“Your father destroyed himself.”
“Pride does that.”
Ava felt rage rise like fire in her chest.
Thorne stepped closer.
“You should stop talking to Vincent Moretti.”
“Men like him survive by feeding innocent people into the fire.”
“And men like you survive by pretending your hands are clean.”
For one brief second, his pleasant mask cracked.
Coldness flashed underneath.
Then he smiled again.
“You think Vincent’s protecting this diner?” he asked softly.
“Ask him what really happened to Eddie Russo’s son.”
Ava froze.
Thorne leaned closer.
“Go ahead.”
“Ask him.”
Then he climbed back into the SUV and disappeared into the rain.
That night, Ava couldn’t sleep.
At three in the morning, she drove across the city and banged on Vincent Moretti’s mansion gates until security reluctantly let her inside.
Vincent found her standing in his kitchen.
“You lied to me,” she said.
His expression hardened.
“About what?”
“Eddie Russo’s son.”
A long silence filled the room.
Finally, Vincent poured two glasses of whiskey.

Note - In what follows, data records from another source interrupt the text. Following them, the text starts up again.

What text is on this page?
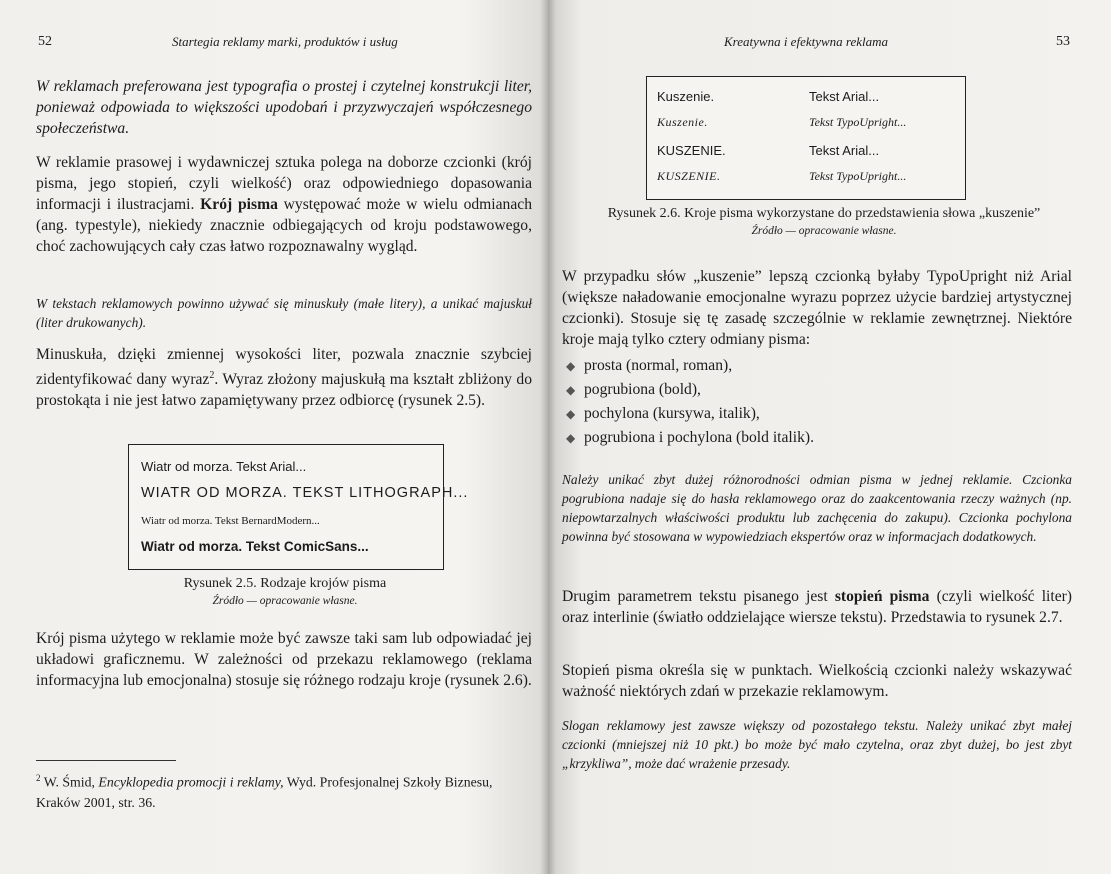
52	Startegia reklamy marki, produktów i usług

W reklamach preferowana jest typografia o prostej i czytelnej konstrukcji liter, ponieważ odpowiada to większości upodobań i przyzwyczajeń współczesnego społeczeństwa.

W reklamie prasowej i wydawniczej sztuka polega na doborze czcionki (krój pisma, jego stopień, czyli wielkość) oraz odpowiedniego dopasowania informacji i ilustracjami. Krój pisma występować może w wielu odmianach (ang. typestyle), niekiedy znacznie odbiegających od kroju podstawowego, choć zachowujących cały czas łatwo rozpoznawalny wygląd.

W tekstach reklamowych powinno używać się minuskuły (małe litery), a unikać majuskuł (liter drukowanych).

Minuskuła, dzięki zmiennej wysokości liter, pozwala znacznie szybciej zidentyfikować dany wyraz$^2$. Wyraz złożony majuskułą ma kształt zbliżony do prostokąta i nie jest łatwo zapamiętywany przez odbiorcę (rysunek 2.5).

Wiatr od morza. Tekst Arial...
WIATR OD MORZA. TEKST LITHOGRAPH...
Wiatr od morza. Tekst BernardModern...
Wiatr od morza. Tekst ComicSans...
Rysunek 2.5. Rodzaje krojów pisma
Źródło — opracowanie własne.

Krój pisma użytego w reklamie może być zawsze taki sam lub odpowiadać jej układowi graficznemu. W zależności od przekazu reklamowego (reklama informacyjna lub emocjonalna) stosuje się różnego rodzaju kroje (rysunek 2.6).

$^2$ W. Śmid, Encyklopedia promocji i reklamy, Wyd. Profesjonalnej Szkoły Biznesu, Kraków 2001, str. 36.

Kreatywna i efektywna reklama	53
Kuszenie.
Kuszenie.
KUSZENIE.
KUSZENIE.
Tekst Arial...
Tekst TypoUpright...
Tekst Arial...
Tekst TypoUpright...
Rysunek 2.6. Kroje pisma wykorzystane do przedstawienia słowa „kuszenie”
Źródło — opracowanie własne.

W przypadku słów „kuszenie” lepszą czcionką byłaby TypoUpright niż Arial (większe naładowanie emocjonalne wyrazu poprzez użycie bardziej artystycznej czcionki). Stosuje się tę zasadę szczególnie w reklamie zewnętrznej. Niektóre kroje mają tylko cztery odmiany pisma:

◆ prosta (normal, roman),
◆ pogrubiona (bold),
◆ pochylona (kursywa, italik),
◆ pogrubiona i pochylona (bold italik).

Należy unikać zbyt dużej różnorodności odmian pisma w jednej reklamie. Czcionka pogrubiona nadaje się do hasła reklamowego oraz do zaakcentowania rzeczy ważnych (np. niepowtarzalnych właściwości produktu lub zachęcenia do zakupu). Czcionka pochylona powinna być stosowana w wypowiedziach ekspertów oraz w informacjach dodatkowych.

Drugim parametrem tekstu pisanego jest stopień pisma (czyli wielkość liter) oraz interlinie (światło oddzielające wiersze tekstu). Przedstawia to rysunek 2.7.

Stopień pisma określa się w punktach. Wielkością czcionki należy wskazywać ważność niektórych zdań w przekazie reklamowym.

Slogan reklamowy jest zawsze większy od pozostałego tekstu. Należy unikać zbyt małej czcionki (mniejszej niż 10 pkt.) bo może być mało czytelna, oraz zbyt dużej, bo jest zbyt „krzykliwa”, może dać wrażenie przesady.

“He was seventeen,” Vincent said quietly.
“Good kid.”
“Wanted nothing to do with our world.”
Ava sat slowly.
“There was supposed to be a meeting,” Vincent continued.
“Simple exchange.”
“But someone tipped off a rival crew.”
“Bullets started flying.”
“And the boy died.”
Vincent closed his eyes briefly.
“He died shielding me.”
Ava stared at him.
“I carried him myself to the hospital,” Vincent whispered.
“Eddie never forgave me for surviving.”
The pain in his voice stunned her.
For the first time, Ava realized something terrifying:
Vincent Moretti wasn’t pretending to be a monster.
He truly believed he already was one.
## Part 4 — The Fire Beneath Chicago
Everything exploded on Sunday.
Federal agents raided three businesses connected to Marcus Thorne.
News helicopters circled downtown.
Protesters flooded the streets after leaked documents revealed forced property seizures across multiple neighborhoods.
Chicago was turning on itself.
And then Sal Rossi disappeared.
Ava found the diner trashed, chairs overturned and blood smeared across the kitchen floor.
Leo sat trembling near the counter, holding Sal’s broken glasses.
“They took him,” the old man whispered.
Ava called Vincent immediately.
Within twenty minutes, black SUVs flooded the streets.
For the first time in years, Vincent Moretti openly moved his empire into the light.
Men carrying shotguns stormed warehouses.
Politicians vanished from restaurants mid-meal.
Phones rang across Chicago like alarm bells before a hurricane.
And somewhere in the chaos, Ava finally understood the truth.
Marcus Thorne had made one catastrophic mistake.
He hadn’t threatened Vincent Moretti’s business.
He had threatened the last home Vincent still cared about.
Near midnight, Vincent’s men tracked Sal to an abandoned rail terminal on the South Side.
Rain poured through broken skylights as Ava followed Vincent inside despite every order to stay behind.
Marcus Thorne stood waiting beside the tracks.
Sal knelt nearby, bruised but alive.
“You should’ve stayed invisible,” Thorne told Ava sadly.
Vincent stepped forward.
“Let him go.”
Thorne laughed softly.
“You still don’t understand, Vincent.”
“This city already belongs to us.”
Then armed men emerged from the shadows.
Dozens of them.
Not gangsters.
Federal tactical teams.
Ava’s blood turned cold.
Marcus Thorne smiled.
“You really thought this was about real estate?”